OPPORTUNITY¶
- Modality: Wearable IMUs, body-worn accelerometers, ambient sensors, location beacons
- Primary Tasks: Context-aware activity recognition, sensor fusion, domain adaptation
- Scale: 4 participants, ~6 hours per subject, 72 sensor channels at 30-100 Hz
- License: Creative Commons Attribution-NonCommercial 4.0
- Access: https://archive.ics.uci.edu/ml/datasets/OPPORTUNITY+Activity+Recognition
Summary¶
The OPPORTUNITY dataset captures rich multi-modal sensor streams during scripted and unscripted daily-living scenarios. Its dense annotation (gestures, locomotion, high-level activities) and multi-device fusion make it ideal for research on context recognition and missing-sensor robustness.
Reference Paper¶
- Daniel Roggen et al. "Collecting Complex Activity Datasets in Highly Rich Networked Sensor Environments." INSS, 2010.
PDF
Benchmarks & Baselines¶
- Hierarchical Conditional Random Fields - F1: 78.7 for locomotion; Roggen et al., 2010.

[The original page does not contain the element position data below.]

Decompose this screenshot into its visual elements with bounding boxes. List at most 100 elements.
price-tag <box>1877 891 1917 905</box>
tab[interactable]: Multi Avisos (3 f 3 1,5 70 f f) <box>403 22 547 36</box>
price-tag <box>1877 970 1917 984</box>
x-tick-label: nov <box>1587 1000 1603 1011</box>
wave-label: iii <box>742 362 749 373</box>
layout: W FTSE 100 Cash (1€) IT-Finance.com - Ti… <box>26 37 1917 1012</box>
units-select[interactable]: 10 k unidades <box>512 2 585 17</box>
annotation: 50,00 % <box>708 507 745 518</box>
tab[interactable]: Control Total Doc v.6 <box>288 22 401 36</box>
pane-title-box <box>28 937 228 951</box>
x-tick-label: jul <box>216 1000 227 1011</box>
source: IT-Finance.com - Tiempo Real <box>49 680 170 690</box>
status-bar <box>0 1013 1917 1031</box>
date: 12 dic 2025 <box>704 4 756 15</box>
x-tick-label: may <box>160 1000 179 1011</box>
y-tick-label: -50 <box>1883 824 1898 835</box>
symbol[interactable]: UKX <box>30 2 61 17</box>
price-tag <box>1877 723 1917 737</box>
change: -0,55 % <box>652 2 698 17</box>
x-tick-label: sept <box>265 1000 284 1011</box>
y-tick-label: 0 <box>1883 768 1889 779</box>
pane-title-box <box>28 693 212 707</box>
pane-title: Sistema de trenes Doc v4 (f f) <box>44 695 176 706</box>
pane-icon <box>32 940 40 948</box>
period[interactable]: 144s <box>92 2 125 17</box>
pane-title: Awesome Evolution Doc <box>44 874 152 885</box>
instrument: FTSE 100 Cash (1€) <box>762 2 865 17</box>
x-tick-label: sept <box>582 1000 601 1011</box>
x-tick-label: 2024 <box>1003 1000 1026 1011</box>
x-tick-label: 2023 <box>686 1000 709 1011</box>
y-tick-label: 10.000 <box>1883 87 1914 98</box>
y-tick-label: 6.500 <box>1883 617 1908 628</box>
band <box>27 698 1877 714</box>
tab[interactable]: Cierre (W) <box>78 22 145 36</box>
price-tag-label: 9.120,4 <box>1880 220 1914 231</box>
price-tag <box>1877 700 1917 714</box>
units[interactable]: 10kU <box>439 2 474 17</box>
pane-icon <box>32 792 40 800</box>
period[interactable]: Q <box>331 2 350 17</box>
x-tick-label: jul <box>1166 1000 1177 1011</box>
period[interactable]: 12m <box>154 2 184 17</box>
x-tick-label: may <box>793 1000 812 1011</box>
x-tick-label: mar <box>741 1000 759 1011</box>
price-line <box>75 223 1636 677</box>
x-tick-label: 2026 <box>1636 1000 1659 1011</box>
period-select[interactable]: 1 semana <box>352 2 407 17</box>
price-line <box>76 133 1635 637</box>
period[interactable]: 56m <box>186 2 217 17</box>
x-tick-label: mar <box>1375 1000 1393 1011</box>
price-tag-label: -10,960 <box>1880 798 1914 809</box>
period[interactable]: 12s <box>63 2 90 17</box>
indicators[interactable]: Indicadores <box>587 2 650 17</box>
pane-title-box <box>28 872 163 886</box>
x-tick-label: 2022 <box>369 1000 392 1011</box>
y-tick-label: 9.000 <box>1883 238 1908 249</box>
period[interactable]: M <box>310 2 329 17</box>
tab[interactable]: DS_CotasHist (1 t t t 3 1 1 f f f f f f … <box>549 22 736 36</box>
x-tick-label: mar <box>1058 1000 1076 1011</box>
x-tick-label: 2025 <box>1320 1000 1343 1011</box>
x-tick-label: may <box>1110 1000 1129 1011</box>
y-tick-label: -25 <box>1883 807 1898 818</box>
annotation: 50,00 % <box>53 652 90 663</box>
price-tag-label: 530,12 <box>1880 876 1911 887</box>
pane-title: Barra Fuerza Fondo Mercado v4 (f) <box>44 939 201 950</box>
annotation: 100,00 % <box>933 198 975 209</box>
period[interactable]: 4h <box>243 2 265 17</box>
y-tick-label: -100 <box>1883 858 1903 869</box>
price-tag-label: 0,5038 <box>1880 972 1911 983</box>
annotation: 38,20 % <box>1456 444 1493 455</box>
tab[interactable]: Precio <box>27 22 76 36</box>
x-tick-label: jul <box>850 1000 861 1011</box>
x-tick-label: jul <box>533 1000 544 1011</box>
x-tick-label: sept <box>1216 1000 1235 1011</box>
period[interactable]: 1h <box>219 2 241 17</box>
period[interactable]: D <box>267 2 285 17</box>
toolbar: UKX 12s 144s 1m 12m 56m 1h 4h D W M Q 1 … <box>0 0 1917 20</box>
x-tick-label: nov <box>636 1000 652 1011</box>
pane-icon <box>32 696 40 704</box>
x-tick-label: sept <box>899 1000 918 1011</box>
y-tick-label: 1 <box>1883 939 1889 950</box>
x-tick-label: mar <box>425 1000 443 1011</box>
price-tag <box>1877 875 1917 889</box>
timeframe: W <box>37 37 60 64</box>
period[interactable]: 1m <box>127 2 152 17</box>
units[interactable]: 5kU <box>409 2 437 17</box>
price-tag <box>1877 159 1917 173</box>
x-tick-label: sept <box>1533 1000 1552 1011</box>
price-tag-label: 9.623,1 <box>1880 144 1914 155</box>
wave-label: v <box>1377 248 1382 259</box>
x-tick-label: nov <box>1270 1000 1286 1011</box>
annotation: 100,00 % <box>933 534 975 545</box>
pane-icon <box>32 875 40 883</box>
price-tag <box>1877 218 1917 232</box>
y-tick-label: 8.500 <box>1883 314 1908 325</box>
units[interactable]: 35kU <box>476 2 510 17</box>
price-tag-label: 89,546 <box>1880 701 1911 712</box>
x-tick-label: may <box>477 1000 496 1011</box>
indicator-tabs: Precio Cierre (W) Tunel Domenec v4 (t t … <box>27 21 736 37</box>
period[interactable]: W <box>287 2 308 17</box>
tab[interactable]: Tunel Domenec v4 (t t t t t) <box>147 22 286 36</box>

- DeepConvLSTM - F1: 86.0 (locomotion), 70.1 (gestures); Ordonez & Roggen, IJCNN 2016.
- Common protocol: preprocess into sliding windows (1s, 50% overlap) and report macro F1 for locomotion and gestures separately.
Tooling & Ecosystem¶
- Opportunity Processing Toolkit includes normalization and LOSO splits.
- TensorFlow HAR examples.
- Feature extraction via tsfresh and Pandas for classical baselines.
Known Challenges¶
- Sensors operate at different frequencies; alignment and interpolation are mandatory.
- High class imbalance (gestures vs. null activity) necessitates rebalancing strategies.
- Dataset includes missing segments; handle NaNs carefully or impute.